Many people will be familiar with the teaching that we should die before death. There is an appealing sort of mental neatness to this thought, that our (supposedly) worst enemy, death, can be defeated by dying. It is like seeing the villain in the melodrama brought low by his own evil machinations. But the thought alone is not yet the accomplishment. The sand is running through the hourglass, and to avoid an unpleasant surprise we should try to find out in time : how do we die before dying?

Hazrat Inayat Khan spoke about this teaching several times; the quote here from ‘The Alchemy of Happiness’ is one example. He commonly used the expression ‘to play death’ and ‘to play life,’ but ‘play’ is sometimes puzzling to the reader. What did he mean by that?

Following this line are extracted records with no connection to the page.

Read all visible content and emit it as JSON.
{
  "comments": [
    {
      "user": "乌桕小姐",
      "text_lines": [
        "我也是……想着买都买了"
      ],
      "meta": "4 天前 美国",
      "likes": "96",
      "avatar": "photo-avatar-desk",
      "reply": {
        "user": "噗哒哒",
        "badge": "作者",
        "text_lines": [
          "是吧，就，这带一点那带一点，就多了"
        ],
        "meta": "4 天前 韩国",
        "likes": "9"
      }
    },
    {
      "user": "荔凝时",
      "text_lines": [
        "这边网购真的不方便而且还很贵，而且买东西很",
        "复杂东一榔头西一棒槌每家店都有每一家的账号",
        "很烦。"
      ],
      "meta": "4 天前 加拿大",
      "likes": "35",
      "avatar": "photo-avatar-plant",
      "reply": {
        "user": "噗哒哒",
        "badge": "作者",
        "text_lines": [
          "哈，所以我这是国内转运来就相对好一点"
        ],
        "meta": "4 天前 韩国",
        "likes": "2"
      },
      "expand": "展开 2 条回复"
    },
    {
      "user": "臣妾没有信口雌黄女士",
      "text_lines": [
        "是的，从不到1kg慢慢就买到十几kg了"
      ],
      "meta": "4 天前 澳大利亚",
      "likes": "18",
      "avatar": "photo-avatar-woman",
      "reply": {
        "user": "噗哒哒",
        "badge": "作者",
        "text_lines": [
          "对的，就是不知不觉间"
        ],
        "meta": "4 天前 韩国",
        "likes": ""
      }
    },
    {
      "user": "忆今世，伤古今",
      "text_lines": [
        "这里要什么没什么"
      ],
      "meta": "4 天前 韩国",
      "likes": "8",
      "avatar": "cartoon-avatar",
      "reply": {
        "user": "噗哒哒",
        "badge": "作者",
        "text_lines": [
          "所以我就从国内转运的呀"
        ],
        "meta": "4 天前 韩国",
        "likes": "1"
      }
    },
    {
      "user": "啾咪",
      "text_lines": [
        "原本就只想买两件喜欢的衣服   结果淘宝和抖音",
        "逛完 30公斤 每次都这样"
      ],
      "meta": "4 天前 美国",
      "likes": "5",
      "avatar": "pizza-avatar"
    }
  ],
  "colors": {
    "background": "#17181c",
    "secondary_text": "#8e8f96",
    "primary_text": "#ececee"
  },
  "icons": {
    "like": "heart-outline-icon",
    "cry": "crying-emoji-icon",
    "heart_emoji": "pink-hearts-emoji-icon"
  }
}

In order to rise above the conception of death, one should play death, and try to know what death is. And it is a great lesson to play death. What we do is a very false thing, for we play life when we are subject to death. If we played death it would be something real, and not a hypocrisy. It is through this that we shall discover life. For we experience death by playing life, and we experience life by playing death. What we call death is the death of this body, and if we attach ourselves to this body as our being, then it is death. 
– vol VI, The Alchemy of Happiness : ‘The Continuity of Life’

‘To play’ is a verb with various applications. One thread of its meaning is to depart from the serious or the real; children play games, and although the games sometimes end in tears, there is still a clear distinction between real life and the constructed world of the game. There is, of course, an educational aspect to children’s games; by following the rules, the players learn about themselves and about the way the world works. They may also recognize that there are layers of ‘reality,’ some of which may be more easily shared, some less so. This educational aspect is something to keep in mind as we unfold Hazrat Inayat’s teaching.

We also use the word ‘play’ in the theatrical sense. The whole drama upon the stage is called a play, and an actor might play a king one night, and the next night play a slave. We understand that the actor, although presenting both the slave and the king, in reality is neither. This sense was surely not far from the mind of Hazrat Inayat Khan, for in Vadan Gamakas, we find this saying :
The scriptures have called Him the Creator;
the Masons have called Him the Architect;
but I know Him as the Actor on this stage of life.

As long as we are identified with our body and our sensory experiences, we may think we are living, but we are in truth trapped in an illusion, for the body inevitably is mortal, and all that we take as the evidence of life – our vision, our hearing, our touch, the beating of our fleshly heart – may vanish in a moment. Thus our dream of life is wrapped in the arms of death. To awaken from this, we must stop playing ‘life’ and learn to play ‘death’, meaning we must learn how to withdraw our awareness from the transient, physical realm, and begin to discover real life.

There are mystical techniques for this withdrawal that the wise offer to the seekers of Truth, but these apart, one can begin to prepare oneself for the ‘play of death’ by doing everything possible to let go of the addiction to the material world. In the moment of any physical experience, one can mentally take a step back and remind oneself that it is temporary, that it will pass. It can also be useful to turn the experience inside out, so to speak, and consider its opposite – the harsh cannot exist without the soft, the sweet cannot exist without the sour, and so on. In this way, we change the role we are playing, and in time begin to play for real. This is the birth of indifference, and in Gayan Boulas there are these two sayings:
Indifference is the key to the whole secret of life.
Indifference and independence are the two wings which enable the soul to fly.